Stopping and Resuming a Tune Run¶

Ray Tune periodically checkpoints the run state so that it can be restarted when it fails or stops.

If you send a SIGINT signal to the process running Tuner.fit() (which is usually what happens when you press Ctrl+C in the console), Ray Tune shuts down training gracefully and saves a final experiment-level checkpoint.

Ray Tune also accepts the SIGUSR1 signal to interrupt training gracefully. This should be used when running Ray Tune in a remote process (e.g. via Ray client) as Ray will filter out SIGINT and SIGTERM signals per default.

How to resume a Tune run?¶

If you’ve stopped a run and and want to resume from where you left off, you can then call Tuner.restore() like this:

tuner = Tuner.restore(
    path="~/ray_results/my_experiment"
)
tuner.fit()

There are a few options for resuming an experiment: “resume_unfinished”, “resume_errored” and “restart_errored”. See Tuner.restore() for more details.

path here is determined by the air.RunConfig.name you supplied to your Tuner(). If you didn’t supply name to Tuner, it is likely that your path looks something like: “~/ray_results/my_trainable_2021-01-29_10-16-44”.

You can see which name you need to pass by taking a look at the results table of your original tuning run:

== Status ==
Memory usage on this node: 11.0/16.0 GiB
Using FIFO scheduling algorithm.
Resources requested: 1/16 CPUs, 0/0 GPUs, 0.0/4.69 GiB heap, 0.0/1.61 GiB objects
Result logdir: /Users/ray/ray_results/my_trainable_2021-01-29_10-16-44
Number of trials: 1/1 (1 RUNNING)

What’s happening under the hood?¶

Here we talked about two types of Tune checkpoints. Both checkpoints come into play when resuming a Tune run.

When resuming an interrupted/errored Tune run, Tune first looks at the experiment-level checkpoint to find the list of trials at the time of the interruption. Ray Tune then locates the trial-level checkpoint of each trial.

Depending on the specified resume option (“resume_unfinished”, “resume_errored”, “restart_errored”), Ray Tune then decides whether to restore a given non-finished trial from its latest available checkpoint or start from scratch.

How to stop Tune runs programmatically?¶

We’ve just covered the case in which you manually interrupt a Tune run. But you can also control when trials are stopped early by passing the stop argument to Tuner. This argument takes, a dictionary, a function, or a Stopper class as an argument.

If a dictionary is passed in, the keys may be any field in the return result of session.report in the Function API or step() (including the results from step and auto-filled metrics).

Stopping with a dictionary¶

In the example below, each trial will be stopped either when it completes 10 iterations or when it reaches a mean accuracy of 0.98. These metrics are assumed to be increasing.

# training_iteration is an auto-filled metric by Tune.
tune.Tuner(
    my_trainable,
    run_config=air.RunConfig(stop={"training_iteration": 10, "mean_accuracy": 0.98})
).fit()

Stopping with a function¶

For more flexibility, you can pass in a function instead.
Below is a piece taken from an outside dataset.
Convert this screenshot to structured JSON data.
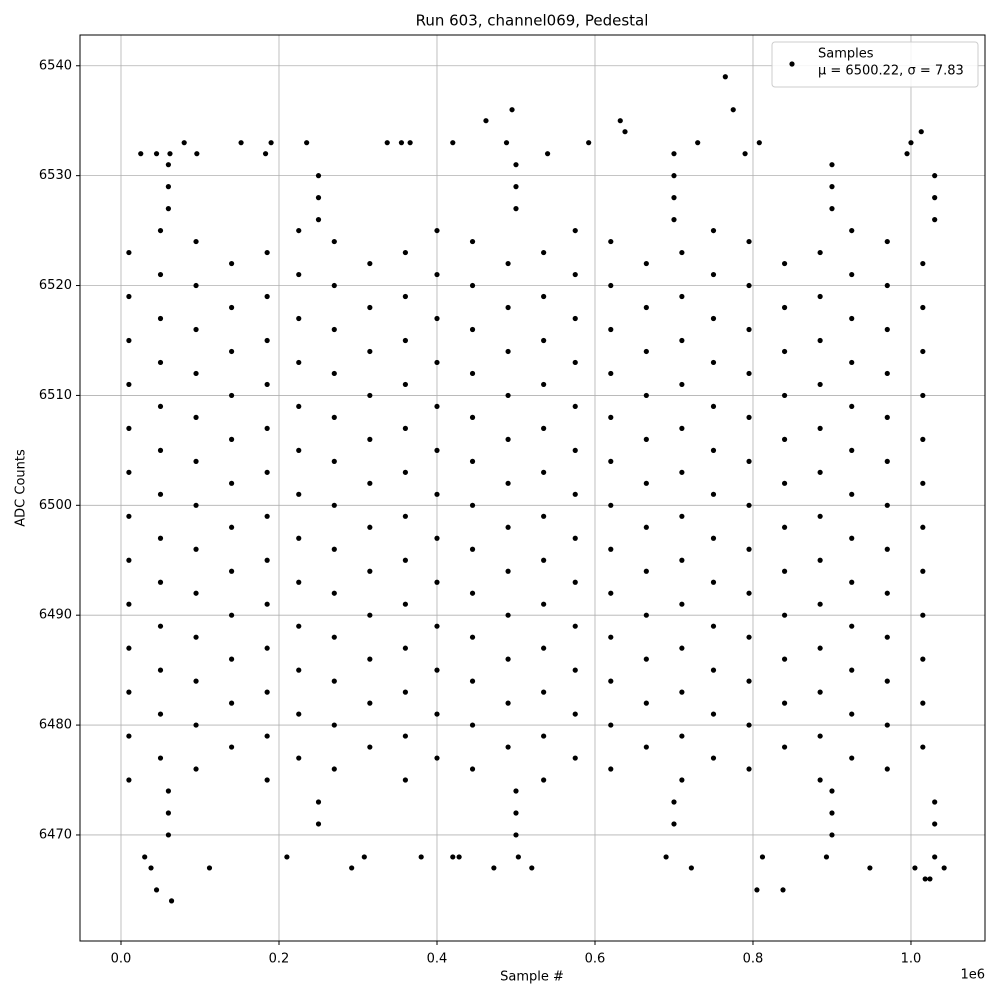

If a function is passed in, it must take (trial_id, result) as arguments and return a boolean (True if trial should be stopped and False otherwise).

def stopper(trial_id, result):
    return result["mean_accuracy"] / result["training_iteration"] > 5

tune.Tuner(my_trainable, run_config=air.RunConfig(stop=stopper)).fit()

Stopping with a class¶

Finally, you can implement the Stopper abstract class for stopping entire experiments. For example, the following example stops all trials after the criteria is fulfilled by any individual trial, and prevents new ones from starting:

from ray.tune import Stopper

class CustomStopper(Stopper):
    def __init__(self):
        self.should_stop = False

    def __call__(self, trial_id, result):
        if not self.should_stop and result['foo'] > 10:
            self.should_stop = True
        return self.should_stop

    def stop_all(self):
        """Returns whether to stop trials and prevent new ones from starting."""
        return self.should_stop

stopper = CustomStopper()
tune.Tuner(my_trainable, run_config=air.RunConfig(stop=stopper)).fit()

Note that in the above example the currently running trials will not stop immediately but will do so once their current iterations are complete.

Ray Tune comes with a set of out-of-the-box stopper classes. See the Stopper documentation.

Stopping after the first failure¶

By default, Tuner.fit() will continue executing until all trials have terminated or errored. To stop the entire Tune run as soon as any trial errors:

tune.Tuner(trainable, run_config=air.RunConfig(failure_config=air.FailureConfig(fail_fast=True))).fit()

This is useful when you are trying to setup a large hyperparameter experiment.